Mitja Back (University of Münster):
Introduction to the trait-based-approachand the lens-model
The trait-based approach to accuracy is concerned with how well judges can judge targets’ trait-standings relative to other targets. Do we know who is trustworthy and who exploitative, who is extraverted and who is introverted, who is neurotic and who is emotionally stable?
While there is increasing knowledge about the amount of trait-based accuracy in personality judgements across a variety of contexts, much less is known about the underlying processes. How do people achieve more or less accuracy? Why do they differ in how accurate they can judge and can be judged? What are the processes that determine in which situation and for which traits (in)accurate judgments emerge?
In my talk I will present Brunswik's lens model as a general framework to understand the behavioral expression and judgments processes underlying more or less accurate judgments. Among the strengths of the lens model are that it (a) incorporates the actually observable appearances and behaviors ("cues") underlying more or less accurate judgments, (b) empirically derives straightforward process indicators (e.g. the predictability of a trait in a given context; the sensitivity and consistency of a judge), which are (c) derived for each individual judge.
Empirical research on the accuracy of personality judgments is then briefly summarized from the perspective of the lens model. Specificallly, I will show how the lens model helps to explain the amount of accuracy for different traits ("good trait"), in different contexts ("good information"), and for different judges ("good judge") and targets ("good target"). Finally, I highlight the utility of lens model analyses in applied contexts such therapist-client interactions and clinical diagnoses, application interviews and personnel selection, instruction processes and student evaluations.
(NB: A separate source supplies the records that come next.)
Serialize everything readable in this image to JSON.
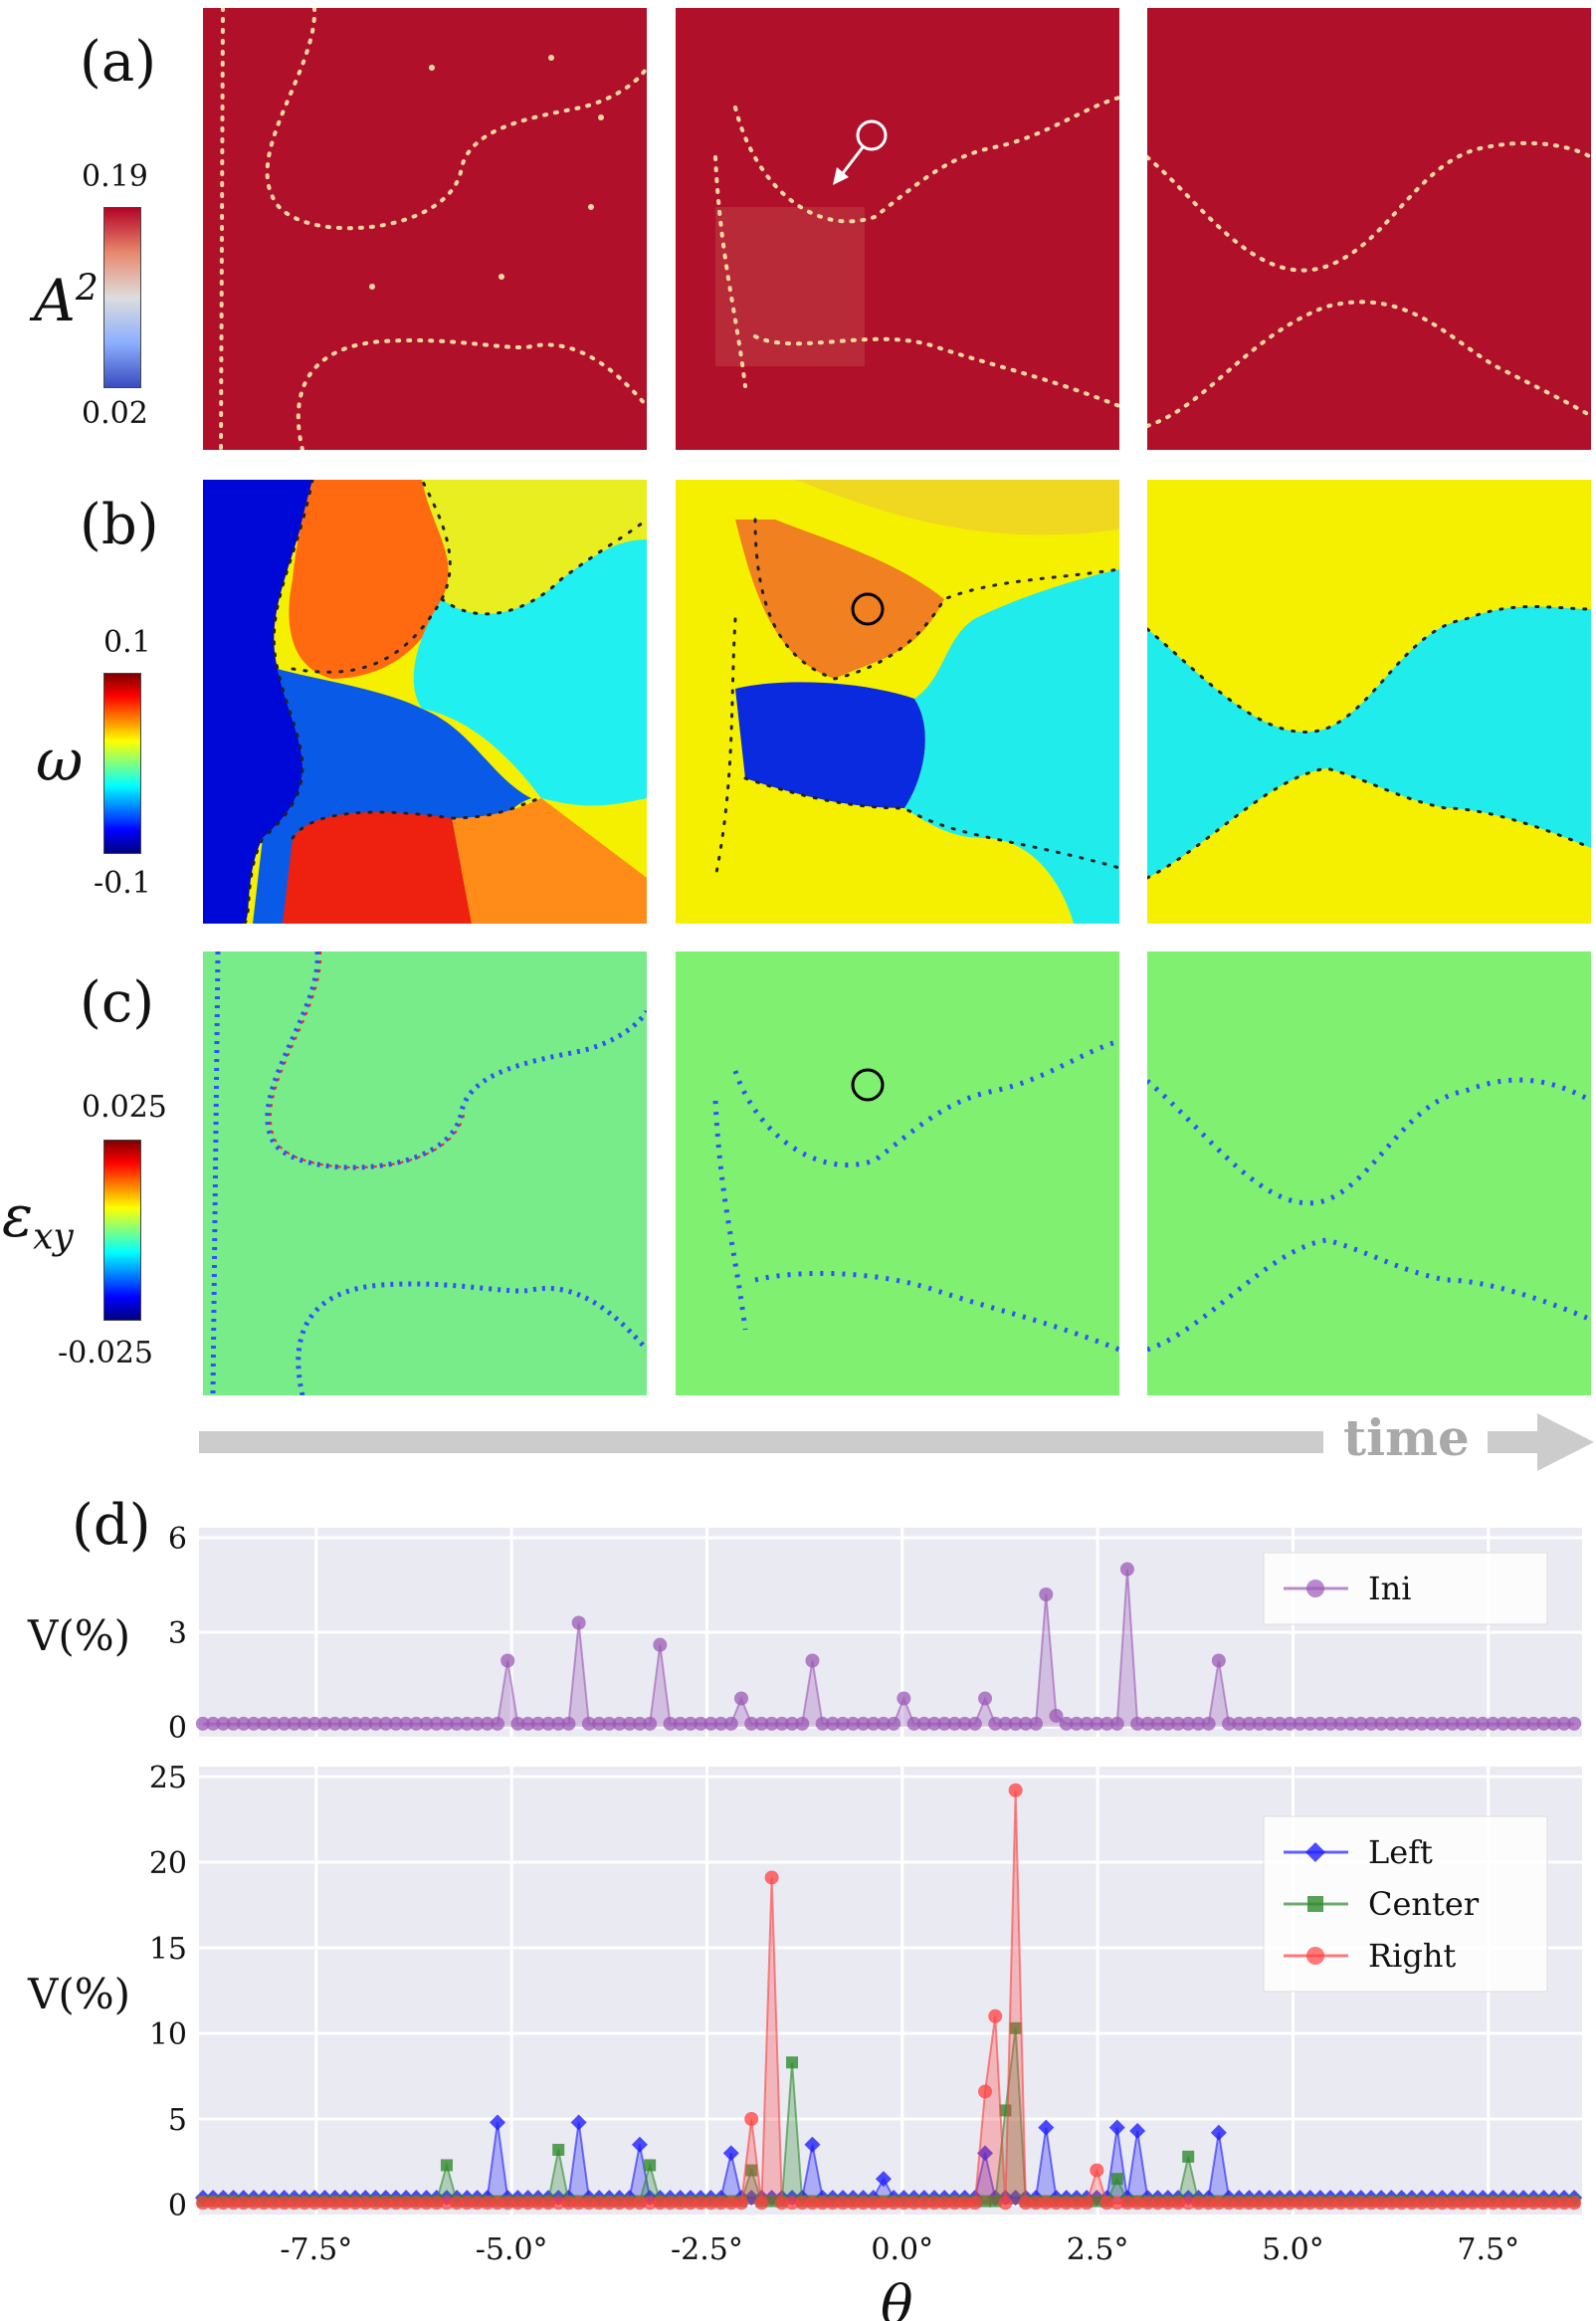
{
  "panels": {
    "a": {
      "label": "(a)",
      "quantity": "A",
      "superscript": "2",
      "cbar_max": "0.19",
      "cbar_min": "0.02"
    },
    "b": {
      "label": "(b)",
      "quantity": "ω",
      "cbar_max": "0.1",
      "cbar_min": "-0.1"
    },
    "c": {
      "label": "(c)",
      "quantity": "ε",
      "subscript": "xy",
      "cbar_max": "0.025",
      "cbar_min": "-0.025"
    },
    "d": {
      "label": "(d)"
    }
  },
  "arrow": {
    "label": "time"
  },
  "colors": {
    "field_red": "#b0102a",
    "field_yellow": "#f5f000",
    "field_cyan": "#10e6e6",
    "field_green": "#80f070",
    "axes_bg": "#eaeaf2",
    "ini": "#9b59b6",
    "left": "#1f1fff",
    "center": "#2e8b2e",
    "right": "#ff4040",
    "time_arrow": "#cccccc"
  },
  "chart_data": [
    {
      "type": "area",
      "ylabel": "V(%)",
      "ylim": [
        0,
        6
      ],
      "yticks": [
        "0",
        "3",
        "6"
      ],
      "xlim": [
        -9.0,
        8.7
      ],
      "grid": true,
      "legend_position": "top-right",
      "series": [
        {
          "name": "Ini",
          "marker": "circle",
          "peaks": [
            [
              -5.1,
              2.1
            ],
            [
              -4.2,
              3.3
            ],
            [
              -3.1,
              2.6
            ],
            [
              -2.0,
              0.9
            ],
            [
              -1.1,
              2.1
            ],
            [
              0.0,
              0.9
            ],
            [
              1.0,
              0.9
            ],
            [
              1.9,
              4.2
            ],
            [
              2.0,
              0.35
            ],
            [
              2.9,
              5.0
            ],
            [
              4.0,
              2.1
            ]
          ],
          "baseline": 0.1
        }
      ]
    },
    {
      "type": "area",
      "xlabel": "θ",
      "ylabel": "V(%)",
      "ylim": [
        0,
        25
      ],
      "yticks": [
        "0",
        "5",
        "10",
        "15",
        "20",
        "25"
      ],
      "xlim": [
        -9.0,
        8.7
      ],
      "xticks": [
        "-7.5°",
        "-5.0°",
        "-2.5°",
        "0.0°",
        "2.5°",
        "5.0°",
        "7.5°"
      ],
      "grid": true,
      "legend_position": "top-right",
      "series": [
        {
          "name": "Left",
          "marker": "diamond",
          "peaks": [
            [
              -5.2,
              4.8
            ],
            [
              -4.2,
              4.8
            ],
            [
              -3.3,
              3.5
            ],
            [
              -2.2,
              3.0
            ],
            [
              -1.2,
              3.5
            ],
            [
              -0.3,
              1.5
            ],
            [
              1.0,
              3.0
            ],
            [
              1.9,
              4.5
            ],
            [
              2.8,
              4.5
            ],
            [
              3.0,
              4.3
            ],
            [
              4.0,
              4.2
            ]
          ],
          "baseline": 0.4
        },
        {
          "name": "Center",
          "marker": "square",
          "peaks": [
            [
              -5.8,
              2.3
            ],
            [
              -4.4,
              3.2
            ],
            [
              -3.2,
              2.3
            ],
            [
              -1.4,
              8.3
            ],
            [
              -1.9,
              2.0
            ],
            [
              1.3,
              5.5
            ],
            [
              1.4,
              10.3
            ],
            [
              2.7,
              1.5
            ],
            [
              3.6,
              2.8
            ]
          ],
          "baseline": 0.2
        },
        {
          "name": "Right",
          "marker": "circle",
          "peaks": [
            [
              -1.7,
              19.1
            ],
            [
              -1.9,
              5.0
            ],
            [
              1.4,
              24.2
            ],
            [
              1.2,
              11.0
            ],
            [
              1.0,
              6.6
            ],
            [
              2.5,
              2.0
            ]
          ],
          "baseline": 0.1
        }
      ]
    }
  ]
}
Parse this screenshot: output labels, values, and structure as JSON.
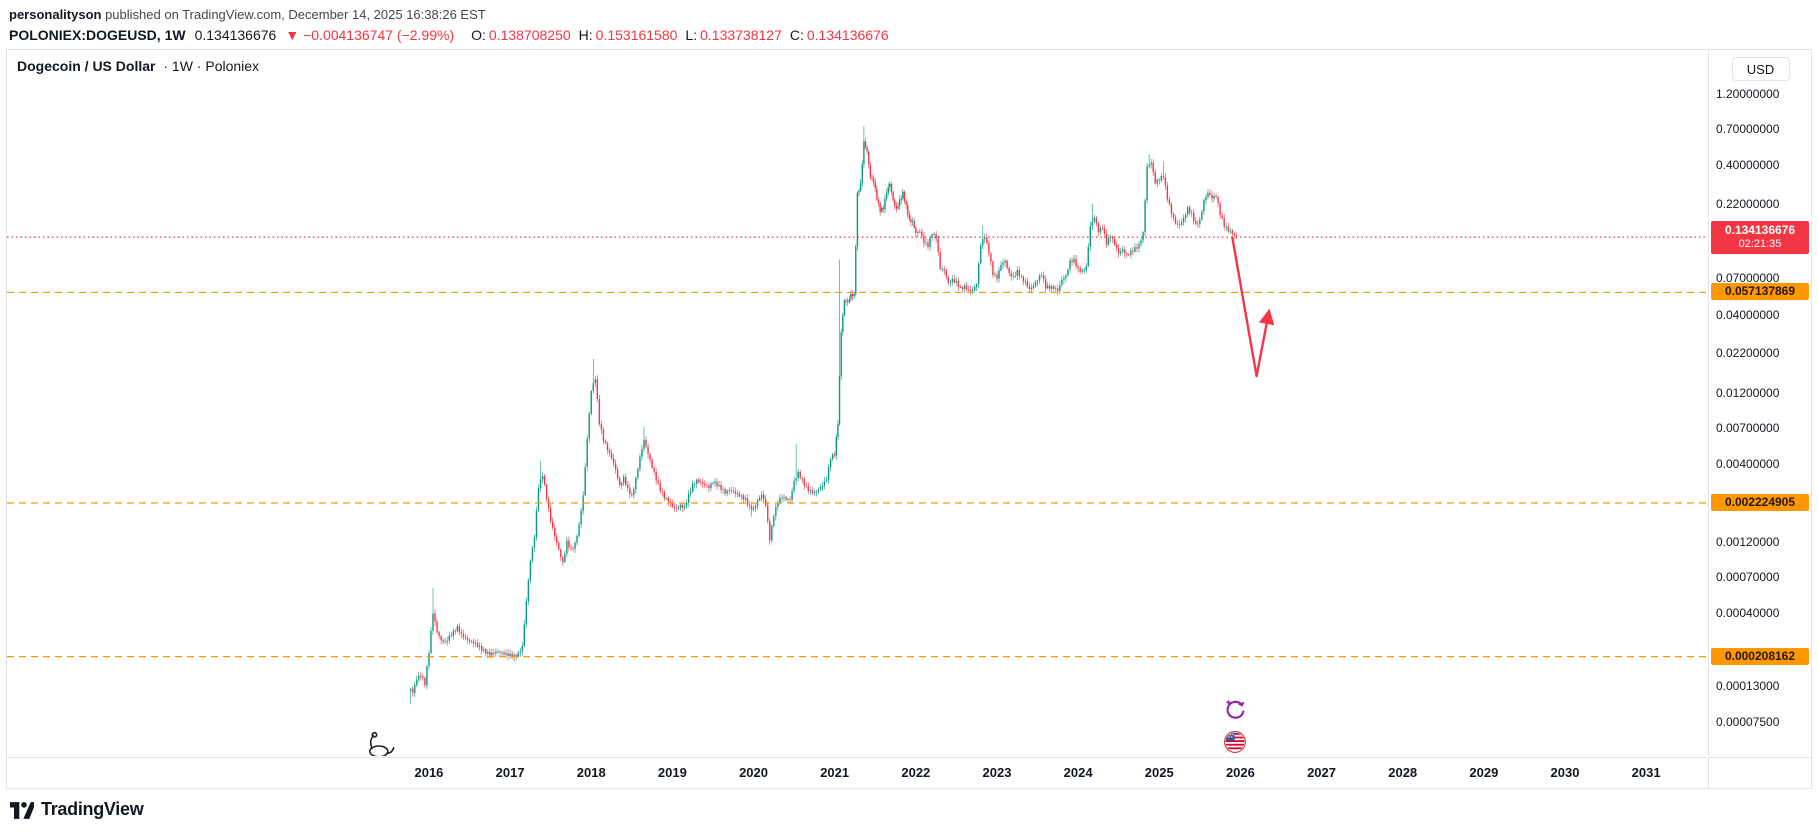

Fine-grained process insights based on lens model analyses might help both to better understand the (in)accuracy of professional judgments and to develop more effective interventions.
Jeremy Biesanz (University of British Columbia):
Introduction to the profile-based-approach and the SAM-model
The social accuracy model of interpersonal perception (SAM) is a componential model that estimates levels of accurate interpersonal perception for perceiver, target, and dyadic effects of different components of accuracy across traits simultaneously. For instance Jane may be generally accurate in her perceptions of others and thus high in perceptive accuracy – the extent to which a particular perceiver’s impressions are more or less accurate than other perceivers on average across different targets. Just as well, Jake may be accurately perceived by others and thus high in expressive accuracy – the extent to which a particular target is accurately perceived on average across different perceivers. SAM represents an integration of Cronbach’s componential approach with Kenny’s social relations model and represents a multilevel crossed-random effects model and is amenable to unbalanced designs as well as balanced half-block designs and the classic round-robin structure. Several recent findings using SAM are reviewed including insight into the good judge of personality as well as the good target with an emphasis on interpreting the results from the social accuracy model and the types of questions that are uniquely suited to the social accuracy model.
Andreas Glöckner (University of Hagen & Max Planck Institute for Collective Goods, Bonn):
Accuracy in Judgments: A Judgment/Decision-making perspective
Research in the field of Judgment and Decision Making (J/DM) has a long tradition in investigating humans’ ability to make accurate judgments. Thereby behavior is usually contrasted with a normative / rational model and systematic deviations from rationality – so called biases - have been demonstrated. Various classes of descriptive models have been developed to account for these biases, some of which follow up on concepts of the Brunswikian’ Lens Model and the concept of vicarious functioning. Others were inspired by Gestalt psychology and connectionist approaches. I will first summarize the normative as well as the major descriptive models and outline historical developments. Evidence from recent studies that test descriptive models against each other will be presented. Finally, results concerning observed accuracy as well as simulated maximal accuracy predicted by these models will be discussed.
Daniel Leising (University of Technology Dresden):
Accuracy – What is it? How does it come about? And why is it important?
In my presentation, I will broadly introduce the topic of „judgmental accuracy“, and thus lay the groundwork for Back’s and Biesanz’s more methodological contributions. I will first address a few important conceptual issues: What is accuracy and how can it be measured? Are there different types of accuracy? Then I will introduce a number of factors that are commonly assumed to influence judgmental accuracy – in some cases their influence has already been firmly established, whereas in other cases conclusive empirical evidence is yet lacking. I will particularly emphasize the role of “evaluation” in person judgments, that is, the extent to which a judgment makes the target person appear “good” or “bad”. Most person judgments confound substance (i.e., what is actually there) and evaluation (i.e., how it is seen or presented). Depending on the circumstances, this may result in an inflation or attenuation of accuracy estimates. Finally, I will give some examples of how accuracy research may be relevant outside the lab (e.g., in applied clinical and I/O psychology).